Generalized hidden Markov models

I extended discrete character models to allow for any number of characters with any number of observed or hidden states. This addresses the issue that phenotypic evolution, even when simplified to a discrete character, is better understood as the confluence of several characters evolving together, rather than a single character evolving independently. Furthermore, I demonstrate the some of the advantages of increasing state space from an information theoretic view. By applying this generalization to empirical datasets we drastically alter ancestral state reconstruction finding results more in-line with evo-devo work.

Jointly modeling discrete and continuous characters

I have developed a new model for linking discrete and continuous character evolution. The model called hOUwie, attempts to detect correlation between discrete and continuous characters and estimates their joint evolution. Furthermore, this model is developed with the issues of false correlations in mind and therefore allows for character independent rate heterogeneity as an alternative explanation.

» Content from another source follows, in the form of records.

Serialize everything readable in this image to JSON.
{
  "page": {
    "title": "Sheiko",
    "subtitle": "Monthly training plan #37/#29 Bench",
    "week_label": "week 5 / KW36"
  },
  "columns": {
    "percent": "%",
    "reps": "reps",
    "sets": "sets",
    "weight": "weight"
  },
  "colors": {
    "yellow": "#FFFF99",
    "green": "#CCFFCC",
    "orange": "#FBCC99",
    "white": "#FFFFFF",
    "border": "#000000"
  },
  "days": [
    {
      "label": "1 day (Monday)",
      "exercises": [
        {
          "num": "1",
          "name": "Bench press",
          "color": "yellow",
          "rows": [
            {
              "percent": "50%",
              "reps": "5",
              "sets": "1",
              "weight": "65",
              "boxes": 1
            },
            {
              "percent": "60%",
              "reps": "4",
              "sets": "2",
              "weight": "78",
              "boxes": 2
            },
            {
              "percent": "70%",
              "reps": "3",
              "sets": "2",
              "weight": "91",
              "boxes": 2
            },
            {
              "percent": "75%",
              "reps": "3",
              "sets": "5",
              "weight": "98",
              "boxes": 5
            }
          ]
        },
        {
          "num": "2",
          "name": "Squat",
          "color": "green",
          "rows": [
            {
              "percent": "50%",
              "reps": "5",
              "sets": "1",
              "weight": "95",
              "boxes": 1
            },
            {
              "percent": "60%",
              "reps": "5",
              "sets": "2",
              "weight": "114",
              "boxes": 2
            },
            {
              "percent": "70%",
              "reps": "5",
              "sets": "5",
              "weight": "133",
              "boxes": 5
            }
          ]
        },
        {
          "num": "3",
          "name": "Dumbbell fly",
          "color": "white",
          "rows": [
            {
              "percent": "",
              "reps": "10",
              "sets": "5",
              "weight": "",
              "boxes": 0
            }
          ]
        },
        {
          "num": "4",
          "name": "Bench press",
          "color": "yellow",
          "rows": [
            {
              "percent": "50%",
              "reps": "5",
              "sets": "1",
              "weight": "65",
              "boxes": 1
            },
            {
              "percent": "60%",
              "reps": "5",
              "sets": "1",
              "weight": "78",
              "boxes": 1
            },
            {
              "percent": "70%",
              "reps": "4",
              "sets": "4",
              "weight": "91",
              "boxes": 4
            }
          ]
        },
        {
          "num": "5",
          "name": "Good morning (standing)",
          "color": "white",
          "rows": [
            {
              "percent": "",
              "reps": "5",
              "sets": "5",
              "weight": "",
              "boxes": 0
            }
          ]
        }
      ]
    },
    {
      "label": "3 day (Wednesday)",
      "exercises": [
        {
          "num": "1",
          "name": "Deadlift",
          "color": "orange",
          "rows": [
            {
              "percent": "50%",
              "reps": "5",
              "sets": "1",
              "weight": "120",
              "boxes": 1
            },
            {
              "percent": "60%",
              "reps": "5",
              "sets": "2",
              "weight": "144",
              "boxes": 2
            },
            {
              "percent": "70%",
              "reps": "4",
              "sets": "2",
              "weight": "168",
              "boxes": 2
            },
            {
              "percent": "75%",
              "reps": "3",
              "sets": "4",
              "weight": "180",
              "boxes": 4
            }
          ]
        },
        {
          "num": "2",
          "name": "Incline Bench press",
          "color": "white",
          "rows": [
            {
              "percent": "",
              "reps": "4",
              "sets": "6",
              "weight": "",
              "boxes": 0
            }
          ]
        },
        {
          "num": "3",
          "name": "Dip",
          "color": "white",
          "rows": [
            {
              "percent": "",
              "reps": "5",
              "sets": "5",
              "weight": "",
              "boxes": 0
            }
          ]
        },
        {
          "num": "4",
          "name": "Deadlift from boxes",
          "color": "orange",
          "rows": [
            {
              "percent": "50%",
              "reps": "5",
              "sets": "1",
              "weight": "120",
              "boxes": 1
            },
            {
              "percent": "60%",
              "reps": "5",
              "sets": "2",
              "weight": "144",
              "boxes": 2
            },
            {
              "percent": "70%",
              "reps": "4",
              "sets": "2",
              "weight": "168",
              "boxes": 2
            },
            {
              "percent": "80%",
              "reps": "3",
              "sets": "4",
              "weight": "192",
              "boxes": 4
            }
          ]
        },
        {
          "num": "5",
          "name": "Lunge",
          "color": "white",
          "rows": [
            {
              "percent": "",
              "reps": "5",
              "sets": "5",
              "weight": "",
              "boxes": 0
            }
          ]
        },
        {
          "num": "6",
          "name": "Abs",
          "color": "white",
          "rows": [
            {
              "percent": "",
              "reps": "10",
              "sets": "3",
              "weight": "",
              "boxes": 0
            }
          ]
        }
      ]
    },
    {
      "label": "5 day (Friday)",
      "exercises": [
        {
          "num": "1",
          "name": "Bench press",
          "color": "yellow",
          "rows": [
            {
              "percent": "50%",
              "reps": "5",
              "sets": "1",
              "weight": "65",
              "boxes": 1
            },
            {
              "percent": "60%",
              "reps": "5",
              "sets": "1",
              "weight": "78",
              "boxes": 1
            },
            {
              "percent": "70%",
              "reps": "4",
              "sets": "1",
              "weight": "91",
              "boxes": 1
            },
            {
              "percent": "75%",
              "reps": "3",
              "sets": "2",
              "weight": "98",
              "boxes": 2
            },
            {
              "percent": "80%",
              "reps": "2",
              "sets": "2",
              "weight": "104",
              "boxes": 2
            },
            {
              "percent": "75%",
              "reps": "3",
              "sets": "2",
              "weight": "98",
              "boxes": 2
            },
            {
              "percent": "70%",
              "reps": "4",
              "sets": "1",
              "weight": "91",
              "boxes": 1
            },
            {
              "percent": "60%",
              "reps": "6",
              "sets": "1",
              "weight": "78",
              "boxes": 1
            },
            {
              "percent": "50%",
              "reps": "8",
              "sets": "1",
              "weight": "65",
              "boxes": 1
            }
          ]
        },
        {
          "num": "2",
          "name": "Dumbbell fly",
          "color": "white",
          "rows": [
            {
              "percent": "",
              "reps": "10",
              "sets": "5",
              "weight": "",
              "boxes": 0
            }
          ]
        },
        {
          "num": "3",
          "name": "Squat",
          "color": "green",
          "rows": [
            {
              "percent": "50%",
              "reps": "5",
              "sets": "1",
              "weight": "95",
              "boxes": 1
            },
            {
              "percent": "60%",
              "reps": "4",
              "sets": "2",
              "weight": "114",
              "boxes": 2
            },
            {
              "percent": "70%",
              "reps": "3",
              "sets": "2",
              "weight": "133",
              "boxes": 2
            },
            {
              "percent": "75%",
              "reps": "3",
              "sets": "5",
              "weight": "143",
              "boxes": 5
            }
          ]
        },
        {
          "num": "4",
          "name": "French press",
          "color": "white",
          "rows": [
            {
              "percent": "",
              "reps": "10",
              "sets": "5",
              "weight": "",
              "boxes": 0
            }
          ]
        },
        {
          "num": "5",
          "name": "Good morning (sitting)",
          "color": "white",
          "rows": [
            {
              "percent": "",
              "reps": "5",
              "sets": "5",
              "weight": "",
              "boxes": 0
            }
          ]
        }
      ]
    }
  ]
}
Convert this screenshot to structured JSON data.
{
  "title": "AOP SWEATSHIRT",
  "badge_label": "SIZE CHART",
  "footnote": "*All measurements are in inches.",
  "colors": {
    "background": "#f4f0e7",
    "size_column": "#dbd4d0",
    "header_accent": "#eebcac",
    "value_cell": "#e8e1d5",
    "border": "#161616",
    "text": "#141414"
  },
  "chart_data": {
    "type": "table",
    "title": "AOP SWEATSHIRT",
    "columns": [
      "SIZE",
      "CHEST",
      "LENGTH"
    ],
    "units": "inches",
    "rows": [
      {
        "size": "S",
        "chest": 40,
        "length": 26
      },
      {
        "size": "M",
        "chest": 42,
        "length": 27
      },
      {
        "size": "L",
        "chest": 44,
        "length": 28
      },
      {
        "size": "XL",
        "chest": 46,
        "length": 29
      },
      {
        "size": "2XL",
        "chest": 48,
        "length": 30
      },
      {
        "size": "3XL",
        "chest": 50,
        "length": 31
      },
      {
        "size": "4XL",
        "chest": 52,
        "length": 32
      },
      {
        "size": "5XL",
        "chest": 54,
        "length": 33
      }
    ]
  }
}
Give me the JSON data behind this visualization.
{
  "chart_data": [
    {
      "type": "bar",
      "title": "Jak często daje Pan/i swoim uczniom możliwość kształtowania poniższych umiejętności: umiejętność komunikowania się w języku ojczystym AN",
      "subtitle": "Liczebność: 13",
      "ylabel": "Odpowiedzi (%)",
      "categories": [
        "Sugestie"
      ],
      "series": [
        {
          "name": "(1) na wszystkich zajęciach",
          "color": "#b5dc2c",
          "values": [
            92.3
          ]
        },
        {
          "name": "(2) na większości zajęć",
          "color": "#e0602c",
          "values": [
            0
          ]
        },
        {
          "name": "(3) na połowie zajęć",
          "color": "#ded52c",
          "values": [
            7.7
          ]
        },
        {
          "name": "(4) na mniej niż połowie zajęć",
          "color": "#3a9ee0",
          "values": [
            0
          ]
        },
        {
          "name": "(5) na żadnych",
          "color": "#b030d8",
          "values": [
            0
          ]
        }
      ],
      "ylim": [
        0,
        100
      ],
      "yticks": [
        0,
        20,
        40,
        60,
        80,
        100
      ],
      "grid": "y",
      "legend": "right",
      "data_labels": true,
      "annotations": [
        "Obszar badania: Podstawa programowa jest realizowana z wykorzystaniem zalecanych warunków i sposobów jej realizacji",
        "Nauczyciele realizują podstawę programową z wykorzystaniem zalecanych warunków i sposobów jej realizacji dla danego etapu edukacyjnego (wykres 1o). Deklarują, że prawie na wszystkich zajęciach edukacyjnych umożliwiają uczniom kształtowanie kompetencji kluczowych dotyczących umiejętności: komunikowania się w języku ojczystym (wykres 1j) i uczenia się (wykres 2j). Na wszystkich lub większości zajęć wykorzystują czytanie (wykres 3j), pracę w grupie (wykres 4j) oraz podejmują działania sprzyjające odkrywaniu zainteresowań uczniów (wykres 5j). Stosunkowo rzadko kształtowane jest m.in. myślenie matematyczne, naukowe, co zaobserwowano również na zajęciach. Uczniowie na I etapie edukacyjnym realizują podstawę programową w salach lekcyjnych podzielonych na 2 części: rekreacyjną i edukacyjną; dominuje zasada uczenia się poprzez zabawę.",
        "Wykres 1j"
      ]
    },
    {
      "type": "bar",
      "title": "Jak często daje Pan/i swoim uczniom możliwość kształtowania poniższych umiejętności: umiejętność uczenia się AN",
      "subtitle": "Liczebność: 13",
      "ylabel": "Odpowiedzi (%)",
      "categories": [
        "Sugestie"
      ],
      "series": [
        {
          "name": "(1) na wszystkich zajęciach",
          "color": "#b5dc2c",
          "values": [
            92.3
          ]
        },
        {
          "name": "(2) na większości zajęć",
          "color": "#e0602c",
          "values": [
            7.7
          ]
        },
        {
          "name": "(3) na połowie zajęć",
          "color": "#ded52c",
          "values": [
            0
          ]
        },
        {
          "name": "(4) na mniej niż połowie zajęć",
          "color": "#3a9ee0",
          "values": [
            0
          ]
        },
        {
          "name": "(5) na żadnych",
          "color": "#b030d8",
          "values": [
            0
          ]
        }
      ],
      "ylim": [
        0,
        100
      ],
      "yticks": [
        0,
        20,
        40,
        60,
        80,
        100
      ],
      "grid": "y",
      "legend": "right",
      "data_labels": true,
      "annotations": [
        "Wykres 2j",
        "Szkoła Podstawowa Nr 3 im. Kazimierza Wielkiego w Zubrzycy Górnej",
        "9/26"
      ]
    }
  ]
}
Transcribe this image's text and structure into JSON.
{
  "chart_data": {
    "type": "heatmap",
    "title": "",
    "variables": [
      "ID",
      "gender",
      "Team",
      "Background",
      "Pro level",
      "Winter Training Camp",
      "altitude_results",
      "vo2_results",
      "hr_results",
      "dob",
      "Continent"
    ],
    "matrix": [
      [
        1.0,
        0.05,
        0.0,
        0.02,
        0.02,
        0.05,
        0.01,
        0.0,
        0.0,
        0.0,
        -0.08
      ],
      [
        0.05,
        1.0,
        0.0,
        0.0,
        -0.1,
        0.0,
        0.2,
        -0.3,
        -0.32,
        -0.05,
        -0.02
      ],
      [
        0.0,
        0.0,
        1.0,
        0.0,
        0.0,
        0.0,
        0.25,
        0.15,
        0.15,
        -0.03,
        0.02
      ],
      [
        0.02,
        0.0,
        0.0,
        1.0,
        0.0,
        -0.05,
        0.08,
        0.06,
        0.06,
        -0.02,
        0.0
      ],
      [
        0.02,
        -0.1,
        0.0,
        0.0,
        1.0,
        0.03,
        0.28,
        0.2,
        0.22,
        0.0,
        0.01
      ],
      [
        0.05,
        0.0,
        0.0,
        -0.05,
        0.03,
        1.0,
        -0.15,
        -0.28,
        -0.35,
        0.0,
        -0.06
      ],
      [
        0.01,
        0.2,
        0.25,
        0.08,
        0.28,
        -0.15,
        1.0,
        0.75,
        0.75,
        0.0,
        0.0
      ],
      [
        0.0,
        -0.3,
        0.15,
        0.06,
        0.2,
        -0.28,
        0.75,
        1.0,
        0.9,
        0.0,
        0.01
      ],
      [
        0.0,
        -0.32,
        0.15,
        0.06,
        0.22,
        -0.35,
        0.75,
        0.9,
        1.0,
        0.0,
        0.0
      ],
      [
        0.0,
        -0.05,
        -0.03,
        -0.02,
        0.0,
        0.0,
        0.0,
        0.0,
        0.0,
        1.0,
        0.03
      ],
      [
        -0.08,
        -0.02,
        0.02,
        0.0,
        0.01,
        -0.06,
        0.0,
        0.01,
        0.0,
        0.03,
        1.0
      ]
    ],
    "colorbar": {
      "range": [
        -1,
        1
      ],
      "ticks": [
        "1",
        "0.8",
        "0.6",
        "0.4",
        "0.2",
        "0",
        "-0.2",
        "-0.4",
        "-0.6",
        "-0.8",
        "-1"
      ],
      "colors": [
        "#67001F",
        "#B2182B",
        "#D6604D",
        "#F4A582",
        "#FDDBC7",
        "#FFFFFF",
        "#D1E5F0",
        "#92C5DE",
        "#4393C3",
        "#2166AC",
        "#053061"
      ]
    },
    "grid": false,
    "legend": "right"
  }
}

False correlations in PCMs

HMMs are a potential solution to the issue of false correlation between discrete character evolution. Comparative biologists are often interested in whether to discrete characters are correlated with each other as a significant and repeated dependent relationship may give insight into the underlying evolutionary process. However, it has been shown that several commonly used comparative methods are susceptible to false correlations. In this work, I demonstrated that allowing for character independent rate heterogeneity through the application of hidden Markov models, is one way to account for this statistical bias. Nonetheless, there is no amount of methodological massaging that will allow for a satisfying test of macroevolutionary correlation between two synapomorphies.